Robert C. Miller and Krishna Bharat
Summary
This paper presents an overview of the SPHINX web-crawling system. SPHINX is able to take a specific query with many parameters such as time, depth, and type of search, and crawl over a specific website or across the entire web. This technical design document provides an overview of the operations that SPHINX can perform as well as a description of the underlying algorithms in the open-source code.

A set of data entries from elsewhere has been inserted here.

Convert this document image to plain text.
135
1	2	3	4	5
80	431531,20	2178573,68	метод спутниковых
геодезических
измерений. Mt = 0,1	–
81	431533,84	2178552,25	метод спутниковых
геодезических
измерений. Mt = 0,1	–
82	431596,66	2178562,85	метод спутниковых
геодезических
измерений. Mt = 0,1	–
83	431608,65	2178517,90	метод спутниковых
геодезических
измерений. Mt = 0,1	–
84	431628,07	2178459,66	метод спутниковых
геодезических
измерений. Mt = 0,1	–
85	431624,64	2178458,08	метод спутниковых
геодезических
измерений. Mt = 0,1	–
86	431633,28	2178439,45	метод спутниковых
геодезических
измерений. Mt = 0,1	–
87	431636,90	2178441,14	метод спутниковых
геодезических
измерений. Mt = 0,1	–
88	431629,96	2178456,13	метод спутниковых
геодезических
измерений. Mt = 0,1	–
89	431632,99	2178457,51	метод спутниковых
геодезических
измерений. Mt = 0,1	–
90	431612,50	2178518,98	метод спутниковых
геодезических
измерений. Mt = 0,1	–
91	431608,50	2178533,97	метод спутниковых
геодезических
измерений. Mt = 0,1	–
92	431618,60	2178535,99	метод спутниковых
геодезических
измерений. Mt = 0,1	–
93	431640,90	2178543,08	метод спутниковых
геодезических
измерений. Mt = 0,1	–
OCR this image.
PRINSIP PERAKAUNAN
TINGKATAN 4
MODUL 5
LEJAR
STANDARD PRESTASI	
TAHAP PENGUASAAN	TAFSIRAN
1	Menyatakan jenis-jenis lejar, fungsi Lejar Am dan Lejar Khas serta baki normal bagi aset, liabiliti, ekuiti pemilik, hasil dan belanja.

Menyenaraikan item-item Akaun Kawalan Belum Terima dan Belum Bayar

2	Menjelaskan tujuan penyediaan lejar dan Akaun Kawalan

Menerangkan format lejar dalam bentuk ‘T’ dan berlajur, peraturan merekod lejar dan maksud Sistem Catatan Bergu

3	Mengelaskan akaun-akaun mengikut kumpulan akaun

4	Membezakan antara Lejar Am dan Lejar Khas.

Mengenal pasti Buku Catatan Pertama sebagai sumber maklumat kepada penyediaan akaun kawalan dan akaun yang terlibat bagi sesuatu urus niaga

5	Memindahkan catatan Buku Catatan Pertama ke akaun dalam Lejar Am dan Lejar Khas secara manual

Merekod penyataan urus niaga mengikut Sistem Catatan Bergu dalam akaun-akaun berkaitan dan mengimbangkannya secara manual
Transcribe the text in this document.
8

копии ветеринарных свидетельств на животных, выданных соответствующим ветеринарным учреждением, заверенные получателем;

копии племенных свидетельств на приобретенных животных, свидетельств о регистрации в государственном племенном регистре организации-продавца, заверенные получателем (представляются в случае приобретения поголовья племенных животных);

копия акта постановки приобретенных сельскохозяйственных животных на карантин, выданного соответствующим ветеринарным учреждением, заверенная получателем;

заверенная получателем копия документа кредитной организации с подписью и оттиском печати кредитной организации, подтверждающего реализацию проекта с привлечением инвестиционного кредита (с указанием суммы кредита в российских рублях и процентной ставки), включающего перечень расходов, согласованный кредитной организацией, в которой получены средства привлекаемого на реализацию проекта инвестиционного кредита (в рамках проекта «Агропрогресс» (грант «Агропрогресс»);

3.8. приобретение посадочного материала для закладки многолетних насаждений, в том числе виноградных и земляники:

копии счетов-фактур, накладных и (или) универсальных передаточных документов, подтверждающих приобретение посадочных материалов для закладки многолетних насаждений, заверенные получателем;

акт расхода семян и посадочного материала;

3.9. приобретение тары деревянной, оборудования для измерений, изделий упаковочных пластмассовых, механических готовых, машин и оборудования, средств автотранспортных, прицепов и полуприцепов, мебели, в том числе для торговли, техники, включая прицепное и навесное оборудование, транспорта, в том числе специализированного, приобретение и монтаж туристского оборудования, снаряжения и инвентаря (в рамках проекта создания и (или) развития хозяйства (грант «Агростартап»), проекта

SPHINX's primary contribution is in its customizable search query and attractive user interface allowing the user to poll information on many different factors about the crawl itself. SPHINX is generally applicable to a variety of searches, but its primary drawback is in its memory usage. The program is written with inefficient Java, which is a bad combination for lengthy web searches. Otherwise, the code is solid on a well designed foundation.
Keywords
crawlers, robots, spiders, web automation, web searching, java, end-user programming , mobile code
Methods
SPHINX is driven by its priority queue selection of which links to follow, based on user requirements. The code itself provides the foundation for the user to enter in search criteria, otherwise SPHINX defaults to breadth-first search. The user may enter in heuristics for pages to be ranked into a priority queue for immediate selection, and then SPHINX indicates a hit when a match to the query phrase is found. SPHINX keeps track of links to a from a page through internalization of the graph visited so far, which is stored in cache and rather memory intensive. SPHINX provides a solid foundation upon which customized crawlers may be built.
Rating
7
Bibtex Entry
@article = { miller98,
author = "Robert C. Miller and Krishna Bharat",
title = "SPHINX: a framework for creating personal, site-specific Web crawlers",
journal = "Computer Networks and ISDN Systems",
volume = "30",
number = "1--7",
pages = "119--130",
year = "1998",
url = "http://citeseer.nj.nec.com/context/987919/0"
}